Glossar
Bridge (Cross-Chain-Stablecoin)
Aktualisiert 12. Juni 2026
Bridge (Cross-Chain-Stablecoin) ist ein Protokoll, das den Transfer von Stablecoins zwischen zwei technisch voneinander isolierten Blockchain-Netzwerken ermöglicht, ohne den Gegenwert des Tokens zu verändern.

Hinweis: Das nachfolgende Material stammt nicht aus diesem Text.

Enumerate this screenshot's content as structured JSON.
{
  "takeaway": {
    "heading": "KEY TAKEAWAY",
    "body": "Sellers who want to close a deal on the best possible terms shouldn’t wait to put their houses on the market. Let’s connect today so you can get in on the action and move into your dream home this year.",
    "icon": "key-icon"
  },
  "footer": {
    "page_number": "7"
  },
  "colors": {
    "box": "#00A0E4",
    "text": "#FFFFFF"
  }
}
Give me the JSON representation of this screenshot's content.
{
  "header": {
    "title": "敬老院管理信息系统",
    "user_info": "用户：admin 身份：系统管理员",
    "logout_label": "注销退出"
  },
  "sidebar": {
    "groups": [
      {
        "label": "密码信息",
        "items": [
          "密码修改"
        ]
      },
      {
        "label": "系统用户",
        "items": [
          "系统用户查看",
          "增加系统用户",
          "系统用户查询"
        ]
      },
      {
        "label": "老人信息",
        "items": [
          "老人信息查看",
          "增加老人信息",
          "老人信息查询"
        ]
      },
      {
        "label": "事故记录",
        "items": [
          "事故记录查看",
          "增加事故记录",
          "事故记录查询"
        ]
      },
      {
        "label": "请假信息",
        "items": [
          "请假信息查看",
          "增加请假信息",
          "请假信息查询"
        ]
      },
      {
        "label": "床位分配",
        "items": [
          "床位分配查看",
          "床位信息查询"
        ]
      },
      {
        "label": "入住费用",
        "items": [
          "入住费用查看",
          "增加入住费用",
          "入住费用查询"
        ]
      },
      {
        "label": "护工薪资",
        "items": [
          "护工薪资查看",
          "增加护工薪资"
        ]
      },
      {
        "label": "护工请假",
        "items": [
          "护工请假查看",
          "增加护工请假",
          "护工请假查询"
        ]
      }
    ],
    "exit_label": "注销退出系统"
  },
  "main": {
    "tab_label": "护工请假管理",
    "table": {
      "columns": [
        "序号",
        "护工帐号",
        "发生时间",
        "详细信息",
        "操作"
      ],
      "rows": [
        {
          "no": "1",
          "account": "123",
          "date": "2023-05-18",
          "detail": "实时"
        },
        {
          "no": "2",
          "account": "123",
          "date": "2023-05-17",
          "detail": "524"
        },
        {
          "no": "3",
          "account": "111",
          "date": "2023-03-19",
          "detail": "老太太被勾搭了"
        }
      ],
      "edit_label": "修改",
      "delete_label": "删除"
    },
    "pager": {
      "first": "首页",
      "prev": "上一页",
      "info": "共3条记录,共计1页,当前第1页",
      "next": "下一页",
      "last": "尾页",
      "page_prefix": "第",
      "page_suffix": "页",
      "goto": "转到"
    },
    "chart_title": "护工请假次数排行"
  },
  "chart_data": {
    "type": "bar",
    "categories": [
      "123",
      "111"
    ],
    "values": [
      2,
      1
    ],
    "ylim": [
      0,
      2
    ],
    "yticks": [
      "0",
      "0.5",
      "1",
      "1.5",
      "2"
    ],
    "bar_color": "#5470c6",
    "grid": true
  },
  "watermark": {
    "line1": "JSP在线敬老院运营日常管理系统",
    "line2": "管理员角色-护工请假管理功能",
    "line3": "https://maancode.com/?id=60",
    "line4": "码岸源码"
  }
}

Verschiedene Blockchains wie Ethereum, BNB Chain oder Avalanche können nativ nicht miteinander kommunizieren. Ein Nutzer, der USDC auf Ethereum hält, aber eine Anwendung auf einer anderen Chain nutzen möchte, benötigt daher eine Bridge als Vermittlungsschicht. Das Protokoll koordiniert, dass auf der Quell-Chain eine bestimmte Menge Stablecoins gesperrt oder vernichtet wird, während auf der Ziel-Chain ein äquivalenter Betrag ausgegeben wird.
Die zwei Hauptmechanismen
Lock-and-Mint: Das Original-Token wird im Smart Contract der Quell-Chain gesperrt. Auf der Ziel-Chain wird ein sogenanntes Wrapped Token neu ausgegeben, das den gesperrten Betrag 1:1 repräsentiert. Soll der Vorgang rückgängig gemacht werden, wird das Wrapped Token verbrannt und das Original wieder freigegeben. Dieses Verfahren ist weit verbreitet, erzeugt jedoch ein Konzentrationsrisiko: Das im Smart Contract gebundene Kapital bildet einen einzelnen, hochwertigen Angriffspunkt.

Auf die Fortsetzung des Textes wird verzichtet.